Thin domestic margins and expensive overseas acquisitions may hurt China’s biggest O&G producer’s balance sheet.
As state-owned enterprises, China’s national oil companies’ (NOCs) hierarchy of needs are: appease policy makers in Beijing, secure oil and gas and generate profit. Unfortunately for NOCs like PetroChina, this hierarchy seriously curbs profits and forces the company to raise debt to fund acquisitions, casting a shadow over its financial future.
According to a new report from OilPrice.com, China’s NOCs have collectively spent over $200bn on foreign acquisitions over the past eight years. A separate report from the China University of Petroleum, published in 2011, suggested that up to two thirds of these investments were loss-making.
Despite its limited scope to generate cash quickly, PetroChina has announced plans to spend yet another $7bn on overseas M&As in the next six months alone.
In order to fund these purchases, the oil giant has been raising billions of dollars from global bond markets, significantly reducing supply to rural provinces and is now planning to sell of minority stakes in domestic oil and gas fields and pipeline projects.

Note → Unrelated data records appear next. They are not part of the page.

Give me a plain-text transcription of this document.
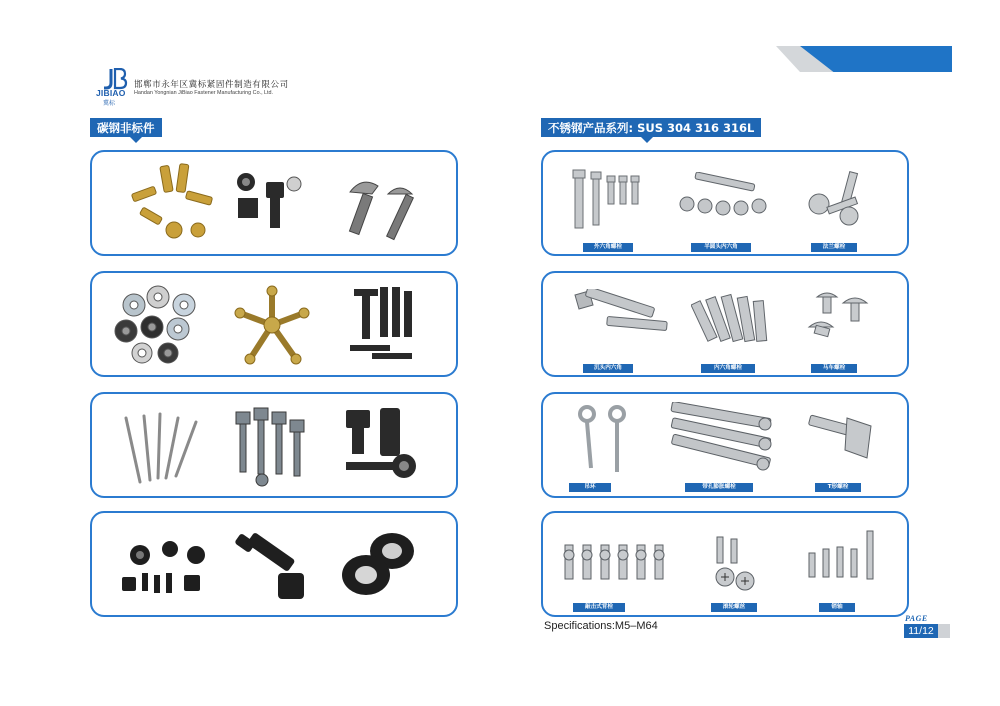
JIBIAO
冀标
邯郸市永年区冀标紧固件制造有限公司
Handan Yongnian JiBiao Fastener Manufacturing Co., Ltd.
碳钢非标件	不锈钢产品系列: SUS 304 316 316L
外六角螺栓	半圆头内六角	法兰螺栓
沉头内六角	内六角螺栓	马车螺栓
吊环	带孔膨胀螺栓	T形螺栓
敲击式背栓	滚轮螺丝	销轴
Specifications:M5–M64
PAGE
11/12
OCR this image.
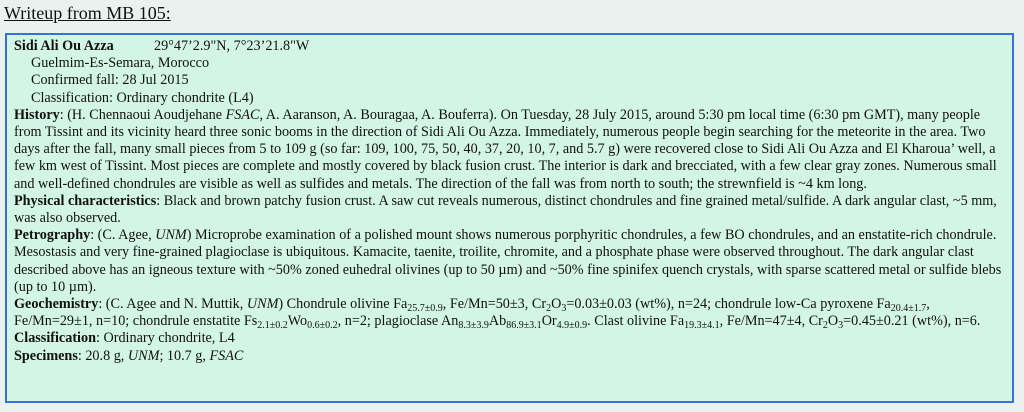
Writeup from MB 105:

Sidi Ali Ou Azza	29°47’2.9"N, 7°23’21.8"W

Guelmim-Es-Semara, Morocco

Confirmed fall: 28 Jul 2015

Classification: Ordinary chondrite (L4)

History: (H. Chennaoui Aoudjehane FSAC, A. Aaranson, A. Bouragaa, A. Bouferra). On Tuesday, 28 July 2015, around 5:30 pm local time (6:30 pm GMT), many people from Tissint and its vicinity heard three sonic booms in the direction of Sidi Ali Ou Azza. Immediately, numerous people begin searching for the meteorite in the area. Two days after the fall, many small pieces from 5 to 109 g (so far: 109, 100, 75, 50, 40, 37, 20, 10, 7, and 5.7 g) were recovered close to Sidi Ali Ou Azza and El Kharoua’ well, a few km west of Tissint. Most pieces are complete and mostly covered by black fusion crust. The interior is dark and brecciated, with a few clear gray zones. Numerous small and well-defined chondrules are visible as well as sulfides and metals. The direction of the fall was from north to south; the strewnfield is ~4 km long.

Physical characteristics: Black and brown patchy fusion crust. A saw cut reveals numerous, distinct chondrules and fine grained metal/sulfide. A dark angular clast, ~5 mm, was also observed.

Petrography: (C. Agee, UNM) Microprobe examination of a polished mount shows numerous porphyritic chondrules, a few BO chondrules, and an enstatite-rich chondrule. Mesostasis and very fine-grained plagioclase is ubiquitous. Kamacite, taenite, troilite, chromite, and a phosphate phase were observed throughout. The dark angular clast described above has an igneous texture with ~50% zoned euhedral olivines (up to 50 µm) and ~50% fine spinifex quench crystals, with sparse scattered metal or sulfide blebs (up to 10 µm).

Geochemistry: (C. Agee and N. Muttik, UNM) Chondrule olivine $Fa_{25.7\pm 0.9}$, Fe/Mn=50±3, $Cr_2O_3=0.03\pm 0.03$ (wt%), n=24; chondrule low-Ca pyroxene $Fa_{20.4\pm 1.7}$, Fe/Mn=29±1, n=10; chondrule enstatite $Fs_{2.1\pm 0.2}Wo_{0.6\pm 0.2}$, n=2; plagioclase $An_{8.3\pm 3.9}Ab_{86.9\pm 3.1}Or_{4.9\pm 0.9}$. Clast olivine $Fa_{19.3\pm 4.1}$, Fe/Mn=47±4, $Cr_2O_3=0.45\pm 0.21$ (wt%), n=6.

Classification: Ordinary chondrite, L4

Specimens: 20.8 g, UNM; 10.7 g, FSAC
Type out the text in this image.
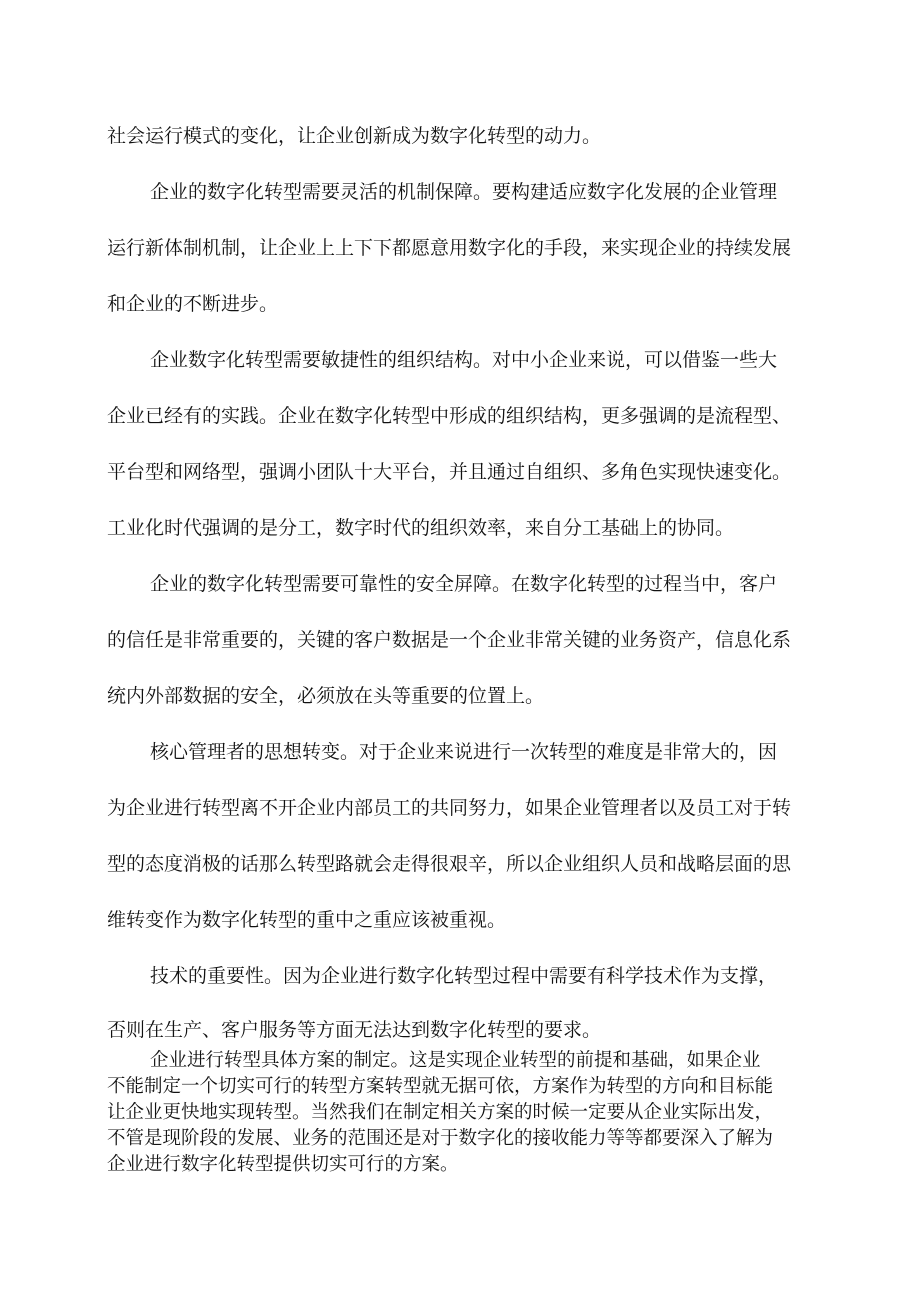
社会运行模式的变化，让企业创新成为数字化转型的动力。

企业的数字化转型需要灵活的机制保障。要构建适应数字化发展的企业管理

运行新体制机制，让企业上上下下都愿意用数字化的手段，来实现企业的持续发展

和企业的不断进步。

企业数字化转型需要敏捷性的组织结构。对中小企业来说，可以借鉴一些大

企业已经有的实践。企业在数字化转型中形成的组织结构，更多强调的是流程型、

平台型和网络型，强调小团队十大平台，并且通过自组织、多角色实现快速变化。

工业化时代强调的是分工，数字时代的组织效率，来自分工基础上的协同。

企业的数字化转型需要可靠性的安全屏障。在数字化转型的过程当中，客户

的信任是非常重要的，关键的客户数据是一个企业非常关键的业务资产，信息化系

统内外部数据的安全，必须放在头等重要的位置上。

核心管理者的思想转变。对于企业来说进行一次转型的难度是非常大的，因

为企业进行转型离不开企业内部员工的共同努力，如果企业管理者以及员工对于转

型的态度消极的话那么转型路就会走得很艰辛，所以企业组织人员和战略层面的思

维转变作为数字化转型的重中之重应该被重视。

技术的重要性。因为企业进行数字化转型过程中需要有科学技术作为支撑，

否则在生产、客户服务等方面无法达到数字化转型的要求。

企业进行转型具体方案的制定。这是实现企业转型的前提和基础，如果企业

不能制定一个切实可行的转型方案转型就无据可依，方案作为转型的方向和目标能

让企业更快地实现转型。当然我们在制定相关方案的时候一定要从企业实际出发，

不管是现阶段的发展、业务的范围还是对于数字化的接收能力等等都要深入了解为

企业进行数字化转型提供切实可行的方案。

Such heavy borrowing has exerted significant downward pressure on the company’s stock price, as investors begin to question its reliance on debt. In 2007, PetroChina’s debt-to-capital ratio was a healthy 10%, but by this March it had grown to 47% and could grow to 50% by as early as 2015. Cash flow from operating activities, another key metric of financial health, has also dropped three years in a row.
Using debt to finance rapid expansion is not unhealthy if the company intends to generate a profit in the near future. However, if the ratio of loss-making acquisitions remains high, while domestic profits continue to fall, investors will lose confidence and PetroChina will no longer be able to borrow the cash it needs to sustain its operations.
A bailout for the worlds sixth biggest company by revenue would be a costly and unpleasant affair.